Meta Platform One of the US high-tech giants leads the race to invest in the basic large-scale language models that generator AI and AI breakthroughs rely on, and has also adopted an open-source approach to AI development, allowing them to share technological innovation widely.
These innovations are occurring rapidly. “It’s not just every day, it evolves many times a day,” says Clara Sy, Meta’s Head of Business AI.
Available to developers around the world, Lama LLM has been downloaded over 800 million times. Earlier this week, Meta Chief Product Officer Chris Cox said that the upcoming open source Lama 4 AI will support Power AI agents, the latest trend in generator AI.
AI agents do not respond to prompts alone. They will be able to make new levels of reasoning and action – surf the web and handle many tasks that will be useful to consumers and businesses. According to Shih, Meta’s AI is already being used by over 700 million consumers, and her job is to bring the same technology to businesses.
“Not all businesses, especially small businesses, have the ability to hire these large AI teams, and now they’re building business AI for these small businesses, CNBC’s Julia Boorstin spoke in an interview with CNBC Changemaker’s Spotlight series.
She hopes that inter-company intake will occur soon and spread widely.
“We’re coming straight away where every business, from very large to very small businesses, has a business agent representing it and acting in that voice in that voice. That’s how businesses today have a website and an email address.”
Large companies across the economy sector have invested millions of dollars to develop clients LLM, but “doing flashy things like small tuning models,” “If you’re a small business, if you own a jewelry store, you own a jewelry store online. You distribute through Instagram.
For both consumers and businesses, the meaning of progress discussed by Cox and Shih is important in everyday life.
For consumers, Sea says, “from studying their AI assistants to planning a trip to planning a social outing with friends.”
Rival Openai recently launched Operator AI for tasks such as travel planning.
Business-wise, Sea has pointed to 200 million SMEs around the world who are already using meta services and platforms. “They use WhatsApp, they use Facebook, they use Instagram. They both get customers, but they attract and deepen each relationship. Soon, each of those companies will help express them, automate redundant tasks, speak out loud, find more customers, and provide concierge services to almost customers.”
The more AI there are, the fewer people will have to do, at least in traditional role definitions. Sea says everyone has to prepare now for the change that comes. “No one job has been completely converted by the Internet, mobile or social media. I think it’s clear at the same time as AI, that there are certain occupations where AI can dramatically change jobs.

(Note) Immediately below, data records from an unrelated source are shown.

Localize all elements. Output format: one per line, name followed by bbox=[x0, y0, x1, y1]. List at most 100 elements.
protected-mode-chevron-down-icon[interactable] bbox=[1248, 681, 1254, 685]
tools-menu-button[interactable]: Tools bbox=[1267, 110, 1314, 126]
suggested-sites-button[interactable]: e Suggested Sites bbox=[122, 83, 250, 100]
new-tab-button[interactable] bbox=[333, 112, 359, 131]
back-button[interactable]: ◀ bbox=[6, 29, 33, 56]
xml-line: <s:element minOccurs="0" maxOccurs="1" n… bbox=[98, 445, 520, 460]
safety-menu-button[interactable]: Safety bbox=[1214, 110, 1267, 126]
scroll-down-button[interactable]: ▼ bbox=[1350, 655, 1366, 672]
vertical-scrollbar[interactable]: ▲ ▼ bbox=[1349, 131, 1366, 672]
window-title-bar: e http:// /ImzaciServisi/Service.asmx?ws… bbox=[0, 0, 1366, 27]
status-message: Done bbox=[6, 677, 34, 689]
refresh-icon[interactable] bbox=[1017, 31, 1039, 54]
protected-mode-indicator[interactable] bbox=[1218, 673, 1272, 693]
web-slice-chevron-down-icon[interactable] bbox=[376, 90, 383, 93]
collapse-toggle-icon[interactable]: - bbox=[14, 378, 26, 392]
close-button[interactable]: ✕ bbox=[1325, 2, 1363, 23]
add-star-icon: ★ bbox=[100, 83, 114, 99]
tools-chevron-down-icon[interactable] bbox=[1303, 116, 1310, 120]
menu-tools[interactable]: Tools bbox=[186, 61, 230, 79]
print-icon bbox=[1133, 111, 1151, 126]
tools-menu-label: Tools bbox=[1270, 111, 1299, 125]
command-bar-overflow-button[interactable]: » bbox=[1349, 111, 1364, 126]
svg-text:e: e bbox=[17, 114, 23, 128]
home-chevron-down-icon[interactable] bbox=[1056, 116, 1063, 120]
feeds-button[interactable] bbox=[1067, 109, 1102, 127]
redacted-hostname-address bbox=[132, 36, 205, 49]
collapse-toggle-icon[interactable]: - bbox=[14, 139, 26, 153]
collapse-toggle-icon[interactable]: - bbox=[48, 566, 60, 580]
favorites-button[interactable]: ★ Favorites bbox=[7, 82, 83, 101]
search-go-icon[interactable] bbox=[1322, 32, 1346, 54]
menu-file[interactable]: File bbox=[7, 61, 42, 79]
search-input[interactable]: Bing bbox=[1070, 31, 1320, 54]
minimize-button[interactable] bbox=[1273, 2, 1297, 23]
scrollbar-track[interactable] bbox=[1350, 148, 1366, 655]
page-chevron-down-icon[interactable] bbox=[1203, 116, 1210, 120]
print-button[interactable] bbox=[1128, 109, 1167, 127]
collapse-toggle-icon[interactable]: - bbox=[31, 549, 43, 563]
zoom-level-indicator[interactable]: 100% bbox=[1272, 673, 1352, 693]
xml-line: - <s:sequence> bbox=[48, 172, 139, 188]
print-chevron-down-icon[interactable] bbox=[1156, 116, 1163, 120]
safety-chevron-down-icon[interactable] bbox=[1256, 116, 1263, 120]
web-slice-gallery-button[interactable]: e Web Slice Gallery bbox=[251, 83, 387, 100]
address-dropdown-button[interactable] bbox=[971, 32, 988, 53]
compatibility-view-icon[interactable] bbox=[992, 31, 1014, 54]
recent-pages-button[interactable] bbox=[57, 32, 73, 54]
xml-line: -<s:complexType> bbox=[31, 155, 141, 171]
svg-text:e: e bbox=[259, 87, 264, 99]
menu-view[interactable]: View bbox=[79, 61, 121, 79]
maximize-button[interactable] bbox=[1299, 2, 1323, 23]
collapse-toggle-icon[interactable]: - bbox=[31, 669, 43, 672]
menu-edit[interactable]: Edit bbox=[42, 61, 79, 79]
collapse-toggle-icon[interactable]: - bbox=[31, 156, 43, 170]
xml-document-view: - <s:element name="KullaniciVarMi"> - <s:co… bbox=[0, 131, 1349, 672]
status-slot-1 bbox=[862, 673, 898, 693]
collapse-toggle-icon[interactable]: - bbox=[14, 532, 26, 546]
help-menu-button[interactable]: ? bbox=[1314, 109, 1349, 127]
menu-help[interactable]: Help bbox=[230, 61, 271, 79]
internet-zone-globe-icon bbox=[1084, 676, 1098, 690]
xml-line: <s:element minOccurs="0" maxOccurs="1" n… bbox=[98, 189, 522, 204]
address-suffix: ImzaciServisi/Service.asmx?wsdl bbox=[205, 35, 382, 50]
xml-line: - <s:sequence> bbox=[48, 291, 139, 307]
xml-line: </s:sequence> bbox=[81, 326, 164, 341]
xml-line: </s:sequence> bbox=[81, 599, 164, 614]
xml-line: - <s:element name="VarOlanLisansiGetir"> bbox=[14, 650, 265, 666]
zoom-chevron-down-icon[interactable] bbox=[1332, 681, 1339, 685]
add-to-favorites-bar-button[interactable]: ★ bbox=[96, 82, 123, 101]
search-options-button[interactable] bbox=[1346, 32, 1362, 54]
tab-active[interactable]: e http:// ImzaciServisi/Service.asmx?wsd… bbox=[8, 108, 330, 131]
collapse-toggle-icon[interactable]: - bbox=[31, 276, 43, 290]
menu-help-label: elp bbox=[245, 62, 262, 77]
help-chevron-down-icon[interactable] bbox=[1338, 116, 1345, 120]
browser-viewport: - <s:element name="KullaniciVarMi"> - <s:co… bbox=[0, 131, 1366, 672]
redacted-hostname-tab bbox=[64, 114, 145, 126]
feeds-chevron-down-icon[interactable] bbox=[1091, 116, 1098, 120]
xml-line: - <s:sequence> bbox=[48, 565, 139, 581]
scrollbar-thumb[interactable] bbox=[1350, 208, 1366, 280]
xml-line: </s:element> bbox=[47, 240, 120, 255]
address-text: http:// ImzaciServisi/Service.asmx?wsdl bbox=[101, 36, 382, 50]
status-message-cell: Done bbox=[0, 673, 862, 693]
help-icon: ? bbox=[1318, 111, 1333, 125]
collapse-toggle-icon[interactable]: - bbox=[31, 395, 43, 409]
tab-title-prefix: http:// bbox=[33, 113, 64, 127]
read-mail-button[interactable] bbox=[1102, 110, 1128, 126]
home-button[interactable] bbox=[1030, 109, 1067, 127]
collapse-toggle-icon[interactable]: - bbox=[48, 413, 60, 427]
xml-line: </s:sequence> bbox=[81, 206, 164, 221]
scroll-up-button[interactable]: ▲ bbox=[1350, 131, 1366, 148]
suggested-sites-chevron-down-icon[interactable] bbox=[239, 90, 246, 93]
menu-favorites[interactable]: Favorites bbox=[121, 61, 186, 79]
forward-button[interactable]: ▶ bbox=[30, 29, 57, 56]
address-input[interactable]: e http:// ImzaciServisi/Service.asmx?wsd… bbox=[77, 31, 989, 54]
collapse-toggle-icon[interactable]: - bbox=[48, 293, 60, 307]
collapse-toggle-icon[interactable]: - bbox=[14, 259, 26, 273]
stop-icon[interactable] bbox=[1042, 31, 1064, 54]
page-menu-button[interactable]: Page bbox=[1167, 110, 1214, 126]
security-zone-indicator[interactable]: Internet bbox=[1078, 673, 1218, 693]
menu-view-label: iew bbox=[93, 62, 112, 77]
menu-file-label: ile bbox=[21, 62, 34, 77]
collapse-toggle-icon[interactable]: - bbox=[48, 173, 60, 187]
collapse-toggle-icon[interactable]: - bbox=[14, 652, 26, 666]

Her advice for every individual and every company is to “learn, experiment, understand, and almost define what (AI transformation) looks like for a particular job.”
“I had to learn to search just like I had to learn email in 1990. I think today, everyone needs to learn AI, regardless of where they live, or whether they have,” she said.
Good news? According to Shih, AI makes learning easier. “You can talk to it. You can literally talk to it.”
She does it herself. “What I do often is if you have a long research paper, an AI research paper, or development, you can ask AI. You can use meta AI. You can break it down and ask it.
A full interview with SHIH is available on CNBC Changemaker and CNBC’s YouTube channel.